# Crush Lock Wheel Design



## Guest

I see where a lot of racers are making their own crush lock wheel set ups. I would like to make some for our team. Would any of you have a pattern for them? I would be willing to pay a reasonable fee for it. Not trying to rip anyone off just looking for a way to make a set of wheels unique to our team. 
Thanks in advance.


----------



## phreebsd

are you looking for the univeral bolt pattern or some cool designs to cut into them?


----------



## Guest

Universal bolt pattern with the ring dimensions. I will have the shop cut our design into it.


----------



## phreebsd

i had a pdf with 110, 115, 137 and another one or 2 on it.
just for crushlocks.

i now can not find it!


----------



## Guest

If you can dig it up let me know. I would sure like to get these made for the guys and gals on the team.


----------



## gpinjason

I have no idea on the ring size, but the bolt patterns should be easy... you just need to mark out all the different bolt patterns for the ATV's that you need them to fit... and MIMB has the bolt patterns listed... http://www.mudinmyblood.net/forum/view.php?pg=atvboltpatternindex


----------



## rowdy-outty

there is a thread on highlifter were you can buy a template, I will be taking my locks off in a few days. I could make you a template too!


----------



## Guest

I am all set. I called a vendor of mine and he gave me the template they use. Thanks to all of you for the help though!


----------



## Bootlegger

Post some pics when you get done with them. Where you racing at?


----------



## Guest

I will do that. Our team is new this year and we are racing primarily in Michigan with a plan to go to Ontario to race with some friend we met there and maybe a trip south or two. 

In Michigan we are about 5 years behind the south in ATV-UTV mud racing. Our bogs vary from thick nasty clay to more wet bogs like the mud nats appear to be. We still have a lot of fun and the sport has more than doubled in events since last year at this time so I am hopeful it will really take off.


----------



## Bootlegger

Cool...its all about fun. yes...the bogs here use to be a real thick...but started losing racers due to breaking so much stuff and people watching due to it took all day to run one race....lol. I like some mud and water...I like the deeper pits best. Keep us up to date on things...its always good to have new teams and racers start racing.
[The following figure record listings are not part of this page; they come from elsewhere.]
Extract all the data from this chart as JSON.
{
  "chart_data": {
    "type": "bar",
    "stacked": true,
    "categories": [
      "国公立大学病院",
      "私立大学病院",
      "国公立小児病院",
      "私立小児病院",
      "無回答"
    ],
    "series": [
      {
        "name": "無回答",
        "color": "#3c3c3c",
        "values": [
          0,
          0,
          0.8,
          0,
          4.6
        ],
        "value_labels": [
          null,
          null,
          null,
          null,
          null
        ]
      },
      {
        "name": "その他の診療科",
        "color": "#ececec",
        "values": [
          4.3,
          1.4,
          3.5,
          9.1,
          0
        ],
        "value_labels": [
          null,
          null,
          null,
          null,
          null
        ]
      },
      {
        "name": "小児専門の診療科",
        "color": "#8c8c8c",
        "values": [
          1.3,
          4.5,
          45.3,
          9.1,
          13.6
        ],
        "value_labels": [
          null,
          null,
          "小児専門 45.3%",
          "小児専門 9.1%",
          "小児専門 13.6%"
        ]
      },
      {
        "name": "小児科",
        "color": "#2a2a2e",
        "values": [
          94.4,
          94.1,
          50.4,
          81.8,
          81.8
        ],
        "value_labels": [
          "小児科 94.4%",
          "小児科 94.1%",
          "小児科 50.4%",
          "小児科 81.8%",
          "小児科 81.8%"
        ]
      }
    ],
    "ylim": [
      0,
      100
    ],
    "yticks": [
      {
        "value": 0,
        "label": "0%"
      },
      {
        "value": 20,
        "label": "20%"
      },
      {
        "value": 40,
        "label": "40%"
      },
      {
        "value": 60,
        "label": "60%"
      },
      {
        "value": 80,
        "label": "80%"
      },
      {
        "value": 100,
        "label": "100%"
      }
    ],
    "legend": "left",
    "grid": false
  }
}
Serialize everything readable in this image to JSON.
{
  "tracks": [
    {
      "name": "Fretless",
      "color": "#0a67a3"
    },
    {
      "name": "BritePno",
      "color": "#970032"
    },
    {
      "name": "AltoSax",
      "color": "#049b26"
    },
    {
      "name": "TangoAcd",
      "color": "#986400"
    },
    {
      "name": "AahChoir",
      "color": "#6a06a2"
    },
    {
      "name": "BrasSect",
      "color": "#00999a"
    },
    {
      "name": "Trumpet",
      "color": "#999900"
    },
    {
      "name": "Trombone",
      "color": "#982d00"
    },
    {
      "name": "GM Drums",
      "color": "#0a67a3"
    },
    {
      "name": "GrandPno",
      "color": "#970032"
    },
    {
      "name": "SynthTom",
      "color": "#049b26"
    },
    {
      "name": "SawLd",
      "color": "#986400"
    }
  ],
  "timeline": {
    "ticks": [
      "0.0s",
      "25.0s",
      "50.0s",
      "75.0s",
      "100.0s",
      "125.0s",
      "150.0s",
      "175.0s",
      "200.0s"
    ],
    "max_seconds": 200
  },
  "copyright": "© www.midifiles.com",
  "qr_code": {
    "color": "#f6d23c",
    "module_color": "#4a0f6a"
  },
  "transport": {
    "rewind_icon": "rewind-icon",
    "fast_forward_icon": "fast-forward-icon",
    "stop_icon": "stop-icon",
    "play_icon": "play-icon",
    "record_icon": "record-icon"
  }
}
Good Luck and if I can help in any way let me know.


----------



## MiMudder

Where are most of the races in Michigan held?


----------



## Guest

Pretty much state wide in the lower peninsula. There was one at Wolverine,2 in Mecosta,1 at St Helen, 2 at St Johns, plus a few more near Monroe. Already hearing of more for next year. Plus we hooked up with some guys who put on events in Ontario and plan to race there next season.


----------



## Bootlegger

Let me know when you find out the schedule for next year. I got some family up there...I may be able to make a race.


----------



## Guest

Will do! Where is your family at?


----------



## Rubberdown

family adventure said:


> Pretty much state wide in the lower peninsula. There was one at Wolverine,2 in Mecosta,1 at St Helen, 2 at St Johns, plus a few more near Monroe. Already hearing of more for next year. Plus we hooked up with some guys who put on events in Ontario and plan to race there next season.


Did you run into the Canadian Wild Boar team? If so, all great guys and myself and my team look forward to meeting you in a southern Ontario race next season and maybe try and make it to some of the Mi races ourselves.


----------



## Bootlegger

family adventure said:


> Will do! Where is your family at?


Right around Detroit, Sterling Heights.


----------